Georgia State football was new last season, and new is almost always fun. This year stands to be more successful — having gone 6-5 in 2010, the Panthers should better that — but less noteworthy. The novelty is gone. What’s left is a college team trying to carve a niche in a market not lacking diversions.
The Panthers played their first-ever game Sept. 2, 2010, drawing the surprisingly robust total of 30,237 patrons to the Georgia Dome. That was, however, the maiden voyage’s emotional crest. In six subsequent Dome games, Georgia State didn’t once break 17,000.
Year 2 for GSU began Friday night, and it wasn’t quite the same. The Dome’s lower bowl, which accommodates 28,155 and was packed on Opening Night 364 days earlier, was only two-thirds full. (And the “visiting” team was Clark Atlanta, which sits within the Dome’s shadow.) You could argue that there’s a lot happening this holiday weekend — Georgia Tech and the Falcons played Thursday; Georgia faces Boise State on Saturday; the Braves are at home and there’s DragonCon and NASCAR to boot — but that’s the issue.
This is Atlanta. We’re a big city. There’s always something happening. (If you don’t count the NHL, which is gone again.) Georgia Tech plays in a BCS league and has graced 14 consecutive bowls but has had a hard time filling its seats. What’s going to happen two, three, 10 years down the road for Georgia State?

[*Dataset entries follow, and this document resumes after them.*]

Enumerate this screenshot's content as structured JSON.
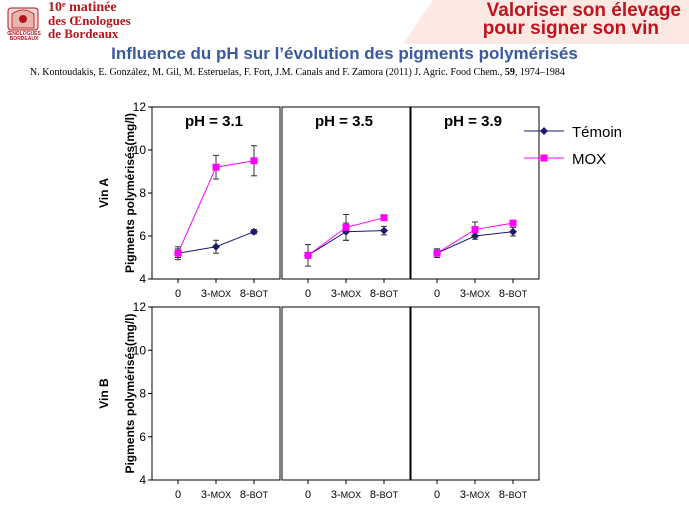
{
  "header": {
    "event_line1": "10ᵉ matinée",
    "event_line2": "des Œnologues",
    "event_line3": "de Bordeaux",
    "logo_text": "ŒNOLOGUES BORDEAUX",
    "slogan_line1": "Valoriser son élevage",
    "slogan_line2": "pour signer son vin",
    "accent_color": "#c0141c"
  },
  "slide": {
    "title": "Influence du pH sur l’évolution des pigments polymérisés",
    "citation_authors": "N. Kontoudakis, E. González, M. Gil, M. Esteruelas, F. Fort, J.M. Canals and F. Zamora (2011) J. Agric. Food Chem., ",
    "citation_volume": "59",
    "citation_pages": ", 1974–1984"
  },
  "chart_data": {
    "type": "line",
    "ylabel": "Pigments polymérisés(mg/l)",
    "ylim": [
      4,
      12
    ],
    "yticks": [
      4,
      6,
      8,
      10,
      12
    ],
    "categories": [
      "0",
      "3-MOX",
      "8-BOT"
    ],
    "category_parts": [
      [
        "0",
        ""
      ],
      [
        "3-",
        "MOX"
      ],
      [
        "8-",
        "BOT"
      ]
    ],
    "panel_titles": [
      "pH = 3.1",
      "pH = 3.5",
      "pH = 3.9"
    ],
    "row_labels": [
      "Vin A",
      "Vin B"
    ],
    "legend": [
      {
        "name": "Témoin",
        "color": "#1a1a6e",
        "marker": "diamond"
      },
      {
        "name": "MOX",
        "color": "#ff00ff",
        "marker": "square"
      }
    ],
    "legend_position": "top-right",
    "grid": false,
    "panels": [
      {
        "row": "Vin A",
        "ph": "pH = 3.1",
        "series": [
          {
            "name": "Témoin",
            "values": [
              5.2,
              5.5,
              6.2
            ],
            "errors": [
              0.2,
              0.3,
              0.1
            ]
          },
          {
            "name": "MOX",
            "values": [
              5.2,
              9.2,
              9.5
            ],
            "errors": [
              0.3,
              0.55,
              0.7
            ]
          }
        ]
      },
      {
        "row": "Vin A",
        "ph": "pH = 3.5",
        "series": [
          {
            "name": "Témoin",
            "values": [
              5.1,
              6.2,
              6.25
            ],
            "errors": [
              0.5,
              0.4,
              0.2
            ]
          },
          {
            "name": "MOX",
            "values": [
              5.1,
              6.4,
              6.85
            ],
            "errors": [
              0.0,
              0.6,
              0.0
            ]
          }
        ]
      },
      {
        "row": "Vin A",
        "ph": "pH = 3.9",
        "series": [
          {
            "name": "Témoin",
            "values": [
              5.2,
              6.0,
              6.2
            ],
            "errors": [
              0.2,
              0.15,
              0.2
            ]
          },
          {
            "name": "MOX",
            "values": [
              5.2,
              6.3,
              6.6
            ],
            "errors": [
              0.2,
              0.35,
              0.1
            ]
          }
        ]
      },
      {
        "row": "Vin B",
        "ph": "pH = 3.1",
        "series": []
      },
      {
        "row": "Vin B",
        "ph": "pH = 3.5",
        "series": []
      },
      {
        "row": "Vin B",
        "ph": "pH = 3.9",
        "series": []
      }
    ]
  }
}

“We took a gigantic leap last season,” said Cheryl Levick, GSU’s athletic director. “We have to take another leap this season to get ready for the CAA.”
GSU begins conference play in the Colonial Athletic Association next season, which means the schedule — last year it included everyone from Lambuth to Lamar to Alabama — will stabilize. Still unclear is whether the likes of Delaware, Richmond and William & Mary will move the attendance needle. And if you’re thinking, “Hey, there’s more to college football than attendance” … you’re right. But it’s hard to run a successful program on good will.

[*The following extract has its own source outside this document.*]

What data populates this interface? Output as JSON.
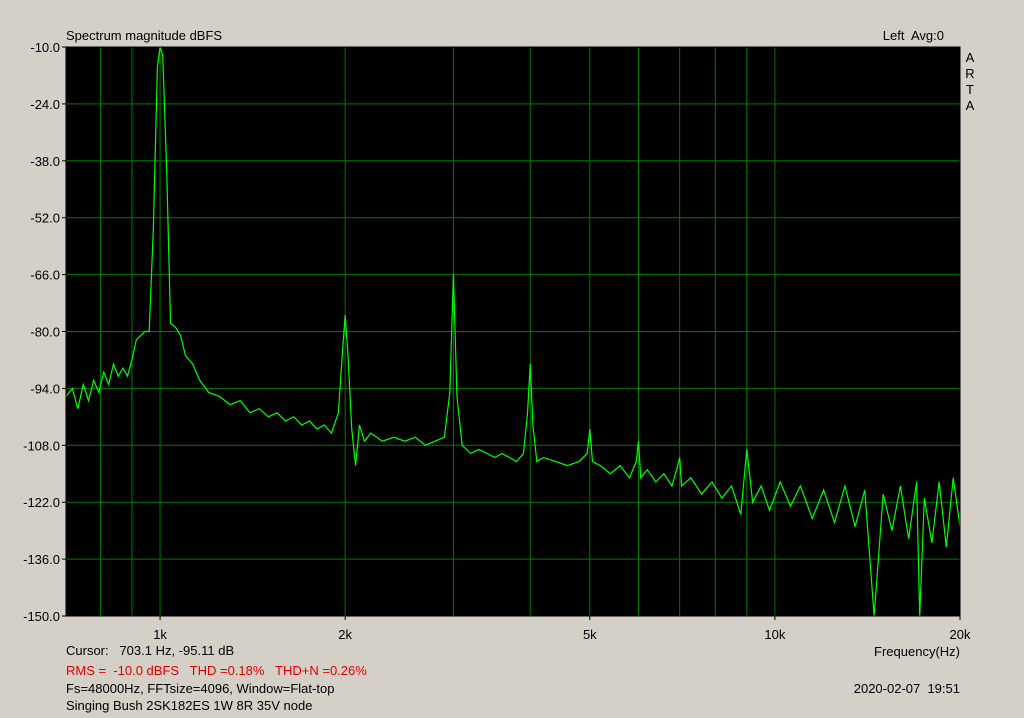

“We needed to establish a quarterback and a running game and a defensive front tonight,” Levick said. “That’s [the coach's] job. Cheryl’s job is to make sure the program takes the same leap. We’ve got 8,500 students here, and that’s hugely important on a Labor Day weekend.”

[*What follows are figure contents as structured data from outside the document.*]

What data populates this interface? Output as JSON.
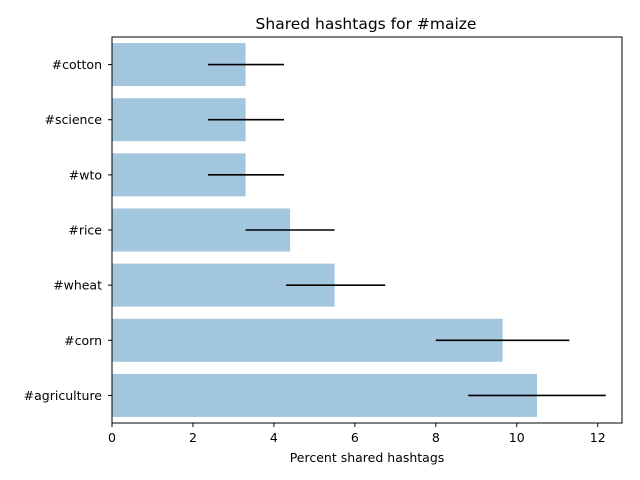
{
  "chart_data": {
    "type": "bar",
    "orientation": "horizontal",
    "title": "Shared hashtags for #maize",
    "xlabel": "Percent shared hashtags",
    "ylabel": "",
    "xlim": [
      0,
      12.6
    ],
    "xticks": [
      0,
      2,
      4,
      6,
      8,
      10,
      12
    ],
    "grid": false,
    "bar_color": "#a3c6df",
    "error_color": "#000000",
    "categories": [
      "#cotton",
      "#science",
      "#wto",
      "#rice",
      "#wheat",
      "#corn",
      "#agriculture"
    ],
    "values": [
      3.3,
      3.3,
      3.3,
      4.4,
      5.5,
      9.65,
      10.5
    ],
    "errors": [
      {
        "low": 2.37,
        "high": 4.25
      },
      {
        "low": 2.37,
        "high": 4.25
      },
      {
        "low": 2.37,
        "high": 4.25
      },
      {
        "low": 3.3,
        "high": 5.5
      },
      {
        "low": 4.3,
        "high": 6.75
      },
      {
        "low": 8.0,
        "high": 11.3
      },
      {
        "low": 8.8,
        "high": 12.2
      }
    ]
  }
}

Georgia State has worked hard (and well) to establish itself as a serious university. Enough people connected with the school believed football could build the brand and enhance the GSU experience. But the question remains: Will enough people ever care about this program to render it more than a footnote?
We can’t know the answer today, and we might not know it five years hence. But one thing we can know: Georgia State hired a good football coach in Bill Curry and he has produced a team that hasn’t embarrassed itself. (Take away the 63-7 loss in Tuscaloosa last November and GSU has been competitive in every game it has ever played.) If you watch these Panthers, you won’t see a bunch of guys who can’t line up onside. You’ll see a purposeful little team.
Georgia State handled Clark Atlanta with dispatch. If you hadn’t known this was the first game of the second season of GSU’s existence, you couldn’t have told it by looking. And there’s reason to believe, Levick said, that better days are ahead. “I have to see progress,” she said.
She mentioned the 21,000-square foot practice facility that has been built. She noted that another big donor had just stepped forward, cash in hand. Again, she noted Friday’s crowd. “I’m not disappointed,” she said. “I’m delighted we have 20,000.” [Announced attendance was 26,273.]
Then this AD, who’s as driven in her way as Nick Saban is in his, said: “We want to be competitive. We want to win. We’re not here for fluff.”